Luca Möller hat in wenigen Wochen seinen Bundesfreiwilligen-Dienst im St.-Agatha-Domizil in Epe beendet. Dann beginnt der 20-Jährige eine Ausbildung in der Krankenpflege. Als Bufdi hat er festgestellt, dass ihm die Arbeit mit den alten Menschen sehr viel Spaß macht. Marec Sommer wird in wenigen Tagen 16. Er wird dann seine Arbeit als Bufdi antreten.

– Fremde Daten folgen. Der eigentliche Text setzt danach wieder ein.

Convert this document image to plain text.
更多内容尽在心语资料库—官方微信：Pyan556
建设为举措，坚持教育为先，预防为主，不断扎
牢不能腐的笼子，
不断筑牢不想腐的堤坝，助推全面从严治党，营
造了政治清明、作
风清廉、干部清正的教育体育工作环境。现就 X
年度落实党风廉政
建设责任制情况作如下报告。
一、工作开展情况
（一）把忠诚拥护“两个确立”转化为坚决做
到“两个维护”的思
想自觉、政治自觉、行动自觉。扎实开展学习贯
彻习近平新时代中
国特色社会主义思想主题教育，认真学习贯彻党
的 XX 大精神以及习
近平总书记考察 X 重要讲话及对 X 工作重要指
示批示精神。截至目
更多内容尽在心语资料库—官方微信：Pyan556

„Es ist toll, wenn jungen Menschen in diesen Bereich hineinschnuppern. Sie sind dann alles Multiplikatoren“ freut sich Friedhelm Harmeling. Der Seelsorger ist Leiter des Sozialen Dienstes. Die Arbeit als Bufdi diene auch der beruflichen Orientierung. Und es gehe auch darum, Vorurteile in dem Berufsfeld abzubauen.

„Es ist wichtig zu erzählen, was sich in einem Altenheim abspielt“, sagt Hausleiterin Anja Doetkotte. Er habe sich die Arbeit nicht so lustig vorgestellt, fällt ihr Luca Möller fast ins Wort. Er habe zunächst überlegt, Maler zu werden, sei dort aber nicht wirklich zufrieden gewesen. Seine Mutter arbeitet im Dorotheenhof und habe ihn mal mitgenommen. Dort habe er dann einige Tage hospitiert, fand das Arbeitsfeld „sehr interessant“ – und hat sich entschieden, in den Pflegebereich zu wechseln.

Inzwischen hat er das Gefühl, „für den Job geboren zu sein“. Er schätze das unmittelbare Feedback. Nach einer Rückkehr aus einem Urlaub sei er begrüßt worden mit den Worten „Schön, dass Sie wieder da sind. Ich habe Sie bereits vermisst.“ Es motiviere ihn jeden Tag neu, „abends zu wissen, was man getan hat“. Diesen Respekt erlebe er auch, wenn er von seiner Tätigkeit im Freundkreis erzähle.

Anja Doetkotte ergänzt, dass Offenheit wohl die Grundvoraussetzung für die Arbeit in der Altenhilfe sei. Es handele sich um „Beziehungsarbeit in allen Belangen.“ Friedhelm Harmeling gibt ein Beispiel: „Alt werden kann auch eine große Herausforderung sein“, betont er und verweist etwa auf Krankheiten. Es gebe in der Arbeit Freud und Leid. „Aber Begegnung kann auch trösten.“

Den Bundesfreiwilligendienst gibt es seit 2011. „Vorher hatten wir fünf oder sechs Zivildienstleistende“. Der Unterschied liegt auf der Hand: Ein Bufdi kommt freiwillig; Zivildienstleistende wurden in der Regelzugewiesen. Bisher haben etwa sechs Bufdis ihren Dienst im St.-Agatha-Domizil abgeleistet.